Laura and Vi flushed angrily, for there was a little malice under the question. But Billie took it all good-naturedly.

“Well, I didn’t do it on purpose – not the last part, anyway,” she said.

“We know you didn’t, honey,” said Connie, ruffling Billie’s dark curls fondly. “You’re just naturally talented.”

“By the way,” asked Laura, after an interval of skylarking, “does anybody know what happened to Amanda?”

“She was suspended,” replied one of the girls.

“And I thought it was a pity she wasn’t expelled,” spoke up another.

“Poor Eliza!” drawled Rose. “I wonder what she will do without her master.”

“Does anybody know who won the second prize?” asked Laura carelessly.

“What a queer question to ask,” said Caroline Brant, who had been dreaming about the thesis she was going to write and had hardly heard a word of the conversation. “You did, of course!”

It took a little time for this to sink in, for Laura had long ago given up hope of winning a prize for herself. But when it did finally beat its way into her mind she straightway proceeded to turn the place upside down in her hilarity.

She found Billie’s sewing basket, dumped out its contents, and turned it upside down on her head for a crown.

Then she draped a bedspread about her shoulders, queen fashion, and two of her classmates caught up the dangling ends that formed a train.

Then they marched through the halls crying, “Way for the queen!” and gathering a crowd of giggling girls as they went.

“What’s it all about?”

“Queen indeed! Just look at her with that workbasket on her head!”

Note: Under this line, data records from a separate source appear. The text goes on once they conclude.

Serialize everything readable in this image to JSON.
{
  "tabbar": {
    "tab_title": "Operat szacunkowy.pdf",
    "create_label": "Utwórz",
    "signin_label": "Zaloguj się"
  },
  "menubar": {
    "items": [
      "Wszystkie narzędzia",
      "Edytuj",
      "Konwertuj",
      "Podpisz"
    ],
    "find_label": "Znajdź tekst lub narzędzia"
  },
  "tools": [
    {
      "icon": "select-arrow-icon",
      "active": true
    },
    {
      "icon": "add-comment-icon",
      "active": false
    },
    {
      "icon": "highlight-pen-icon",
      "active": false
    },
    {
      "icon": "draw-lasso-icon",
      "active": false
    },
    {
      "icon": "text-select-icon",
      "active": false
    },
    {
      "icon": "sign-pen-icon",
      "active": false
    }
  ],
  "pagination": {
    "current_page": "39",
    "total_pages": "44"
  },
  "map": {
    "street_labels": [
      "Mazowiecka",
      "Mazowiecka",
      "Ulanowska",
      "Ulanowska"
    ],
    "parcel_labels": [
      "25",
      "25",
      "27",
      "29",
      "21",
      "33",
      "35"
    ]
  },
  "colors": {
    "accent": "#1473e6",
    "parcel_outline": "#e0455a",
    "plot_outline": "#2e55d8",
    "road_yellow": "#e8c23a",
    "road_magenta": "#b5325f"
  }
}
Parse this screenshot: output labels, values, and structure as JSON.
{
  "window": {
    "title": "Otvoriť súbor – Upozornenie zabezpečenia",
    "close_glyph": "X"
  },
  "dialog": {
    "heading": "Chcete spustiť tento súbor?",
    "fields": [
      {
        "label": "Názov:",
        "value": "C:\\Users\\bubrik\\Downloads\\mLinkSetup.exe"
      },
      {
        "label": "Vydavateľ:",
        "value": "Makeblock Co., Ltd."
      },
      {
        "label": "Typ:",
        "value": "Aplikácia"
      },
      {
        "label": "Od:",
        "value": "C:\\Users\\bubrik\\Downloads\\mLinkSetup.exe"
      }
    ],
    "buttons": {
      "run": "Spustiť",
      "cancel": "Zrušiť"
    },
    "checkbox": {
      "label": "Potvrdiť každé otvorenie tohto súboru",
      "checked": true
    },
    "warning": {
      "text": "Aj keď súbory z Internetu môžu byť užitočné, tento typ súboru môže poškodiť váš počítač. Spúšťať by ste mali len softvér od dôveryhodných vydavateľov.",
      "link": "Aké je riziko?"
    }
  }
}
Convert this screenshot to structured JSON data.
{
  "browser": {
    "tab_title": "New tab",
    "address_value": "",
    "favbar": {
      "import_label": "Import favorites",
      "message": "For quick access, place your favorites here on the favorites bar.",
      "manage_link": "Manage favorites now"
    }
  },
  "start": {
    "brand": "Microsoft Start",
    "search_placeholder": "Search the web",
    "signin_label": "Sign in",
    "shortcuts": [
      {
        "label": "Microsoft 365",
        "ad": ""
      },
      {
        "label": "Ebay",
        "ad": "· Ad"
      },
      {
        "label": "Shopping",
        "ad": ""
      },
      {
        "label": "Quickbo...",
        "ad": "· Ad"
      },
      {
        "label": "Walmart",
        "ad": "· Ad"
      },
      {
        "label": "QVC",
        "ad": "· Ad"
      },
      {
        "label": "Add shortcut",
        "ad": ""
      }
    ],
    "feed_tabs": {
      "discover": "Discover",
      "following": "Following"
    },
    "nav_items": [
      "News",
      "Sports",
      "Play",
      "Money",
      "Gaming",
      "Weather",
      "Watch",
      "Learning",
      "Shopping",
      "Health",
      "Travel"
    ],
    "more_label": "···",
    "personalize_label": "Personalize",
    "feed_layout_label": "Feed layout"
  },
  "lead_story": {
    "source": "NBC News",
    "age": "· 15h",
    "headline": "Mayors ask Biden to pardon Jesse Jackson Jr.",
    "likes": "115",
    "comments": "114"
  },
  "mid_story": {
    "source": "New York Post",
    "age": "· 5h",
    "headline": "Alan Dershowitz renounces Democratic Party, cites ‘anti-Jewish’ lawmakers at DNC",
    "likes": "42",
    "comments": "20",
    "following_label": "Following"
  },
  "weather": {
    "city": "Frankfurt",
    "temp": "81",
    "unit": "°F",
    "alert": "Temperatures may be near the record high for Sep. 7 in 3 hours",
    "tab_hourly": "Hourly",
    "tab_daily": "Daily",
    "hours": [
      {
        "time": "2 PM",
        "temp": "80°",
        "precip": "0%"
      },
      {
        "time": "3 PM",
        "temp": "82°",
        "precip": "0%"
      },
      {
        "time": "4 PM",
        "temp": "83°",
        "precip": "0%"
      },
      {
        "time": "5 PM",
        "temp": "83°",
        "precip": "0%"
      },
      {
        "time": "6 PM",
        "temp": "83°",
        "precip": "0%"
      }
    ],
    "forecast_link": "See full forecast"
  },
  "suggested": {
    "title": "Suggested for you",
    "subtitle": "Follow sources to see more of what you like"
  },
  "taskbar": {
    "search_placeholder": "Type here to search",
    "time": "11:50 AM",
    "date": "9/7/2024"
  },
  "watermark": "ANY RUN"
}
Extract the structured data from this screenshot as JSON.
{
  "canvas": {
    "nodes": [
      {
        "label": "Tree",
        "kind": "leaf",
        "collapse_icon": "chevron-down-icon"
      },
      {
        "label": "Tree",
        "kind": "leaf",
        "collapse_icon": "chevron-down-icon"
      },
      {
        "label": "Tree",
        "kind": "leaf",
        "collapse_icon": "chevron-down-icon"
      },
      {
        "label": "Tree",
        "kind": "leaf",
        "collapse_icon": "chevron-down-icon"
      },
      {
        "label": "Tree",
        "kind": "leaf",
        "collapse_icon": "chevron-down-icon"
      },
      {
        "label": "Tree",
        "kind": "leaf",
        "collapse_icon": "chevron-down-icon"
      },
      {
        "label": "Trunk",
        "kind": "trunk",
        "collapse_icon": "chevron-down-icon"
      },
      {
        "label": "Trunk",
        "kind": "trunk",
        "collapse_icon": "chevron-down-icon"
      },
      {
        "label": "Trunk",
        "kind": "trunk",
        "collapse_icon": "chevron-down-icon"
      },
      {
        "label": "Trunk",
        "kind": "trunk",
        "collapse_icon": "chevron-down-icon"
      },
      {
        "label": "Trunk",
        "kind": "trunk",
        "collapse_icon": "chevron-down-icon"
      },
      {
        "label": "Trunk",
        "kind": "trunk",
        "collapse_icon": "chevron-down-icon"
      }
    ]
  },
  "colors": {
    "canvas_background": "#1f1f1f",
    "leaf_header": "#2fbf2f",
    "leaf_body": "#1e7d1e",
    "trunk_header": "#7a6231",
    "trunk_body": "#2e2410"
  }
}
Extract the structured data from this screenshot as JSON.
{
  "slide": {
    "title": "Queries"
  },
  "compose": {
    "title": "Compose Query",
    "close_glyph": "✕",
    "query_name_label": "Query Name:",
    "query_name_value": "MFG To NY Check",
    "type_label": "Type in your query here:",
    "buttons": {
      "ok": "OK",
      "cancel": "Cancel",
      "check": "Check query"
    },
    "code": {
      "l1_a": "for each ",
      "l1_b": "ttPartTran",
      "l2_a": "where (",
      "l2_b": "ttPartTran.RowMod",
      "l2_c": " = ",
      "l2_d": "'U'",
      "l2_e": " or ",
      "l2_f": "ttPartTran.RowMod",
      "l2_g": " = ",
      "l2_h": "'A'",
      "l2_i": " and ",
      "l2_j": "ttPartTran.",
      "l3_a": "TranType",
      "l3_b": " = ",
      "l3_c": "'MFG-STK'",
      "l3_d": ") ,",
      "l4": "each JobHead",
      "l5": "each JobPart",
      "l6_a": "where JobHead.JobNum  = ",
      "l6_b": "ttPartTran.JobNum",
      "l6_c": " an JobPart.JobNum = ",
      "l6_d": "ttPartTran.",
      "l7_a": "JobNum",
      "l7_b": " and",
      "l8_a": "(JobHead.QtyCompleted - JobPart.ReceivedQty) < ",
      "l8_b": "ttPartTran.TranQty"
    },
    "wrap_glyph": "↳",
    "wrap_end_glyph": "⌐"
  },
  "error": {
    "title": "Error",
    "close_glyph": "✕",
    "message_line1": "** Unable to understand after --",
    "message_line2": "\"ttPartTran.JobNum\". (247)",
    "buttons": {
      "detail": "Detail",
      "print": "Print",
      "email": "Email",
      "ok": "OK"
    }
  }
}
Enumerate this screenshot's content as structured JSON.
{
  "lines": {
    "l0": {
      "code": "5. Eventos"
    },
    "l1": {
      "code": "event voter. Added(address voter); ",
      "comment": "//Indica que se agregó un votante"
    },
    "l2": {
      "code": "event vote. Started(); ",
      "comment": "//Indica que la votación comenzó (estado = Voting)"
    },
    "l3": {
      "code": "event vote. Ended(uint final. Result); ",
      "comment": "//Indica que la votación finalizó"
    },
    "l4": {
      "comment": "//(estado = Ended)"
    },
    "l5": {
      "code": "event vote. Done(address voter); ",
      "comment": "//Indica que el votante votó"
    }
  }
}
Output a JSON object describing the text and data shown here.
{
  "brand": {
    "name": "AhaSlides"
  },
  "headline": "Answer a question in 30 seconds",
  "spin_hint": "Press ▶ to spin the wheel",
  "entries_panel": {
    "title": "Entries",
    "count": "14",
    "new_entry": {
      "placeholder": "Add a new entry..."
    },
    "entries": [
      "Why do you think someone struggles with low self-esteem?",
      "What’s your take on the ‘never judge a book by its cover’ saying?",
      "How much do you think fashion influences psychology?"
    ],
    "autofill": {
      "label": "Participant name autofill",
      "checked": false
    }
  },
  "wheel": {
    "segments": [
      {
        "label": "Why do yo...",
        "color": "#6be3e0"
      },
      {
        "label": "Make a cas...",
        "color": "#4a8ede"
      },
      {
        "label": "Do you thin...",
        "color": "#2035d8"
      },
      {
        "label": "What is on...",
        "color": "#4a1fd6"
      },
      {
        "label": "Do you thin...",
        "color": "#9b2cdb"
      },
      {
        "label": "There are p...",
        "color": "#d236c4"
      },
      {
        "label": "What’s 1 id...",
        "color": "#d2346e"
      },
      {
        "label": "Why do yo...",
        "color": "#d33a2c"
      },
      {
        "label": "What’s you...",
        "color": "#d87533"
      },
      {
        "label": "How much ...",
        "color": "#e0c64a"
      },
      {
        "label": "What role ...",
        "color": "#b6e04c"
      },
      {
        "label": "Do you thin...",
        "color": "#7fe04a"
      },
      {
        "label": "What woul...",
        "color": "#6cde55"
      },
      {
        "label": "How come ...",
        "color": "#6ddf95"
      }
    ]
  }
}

“They are having the sport because Laura took the second prize in that composition contest.”

“Oh, that’s it, is it? Well, I’m glad they showed up Amanda – and Billie Bradley certainly deserved the first prize.”

The merriment grew louder, and presently the crowd made Laura mount a stand and deliver what they called “an oration.”

“Tell us about making linen dusters for the Laplanders,” suggested one girl.

“Or overcoats for the heathens in Africa,” suggested another.

“Or how to make sponge cake from live sponges.”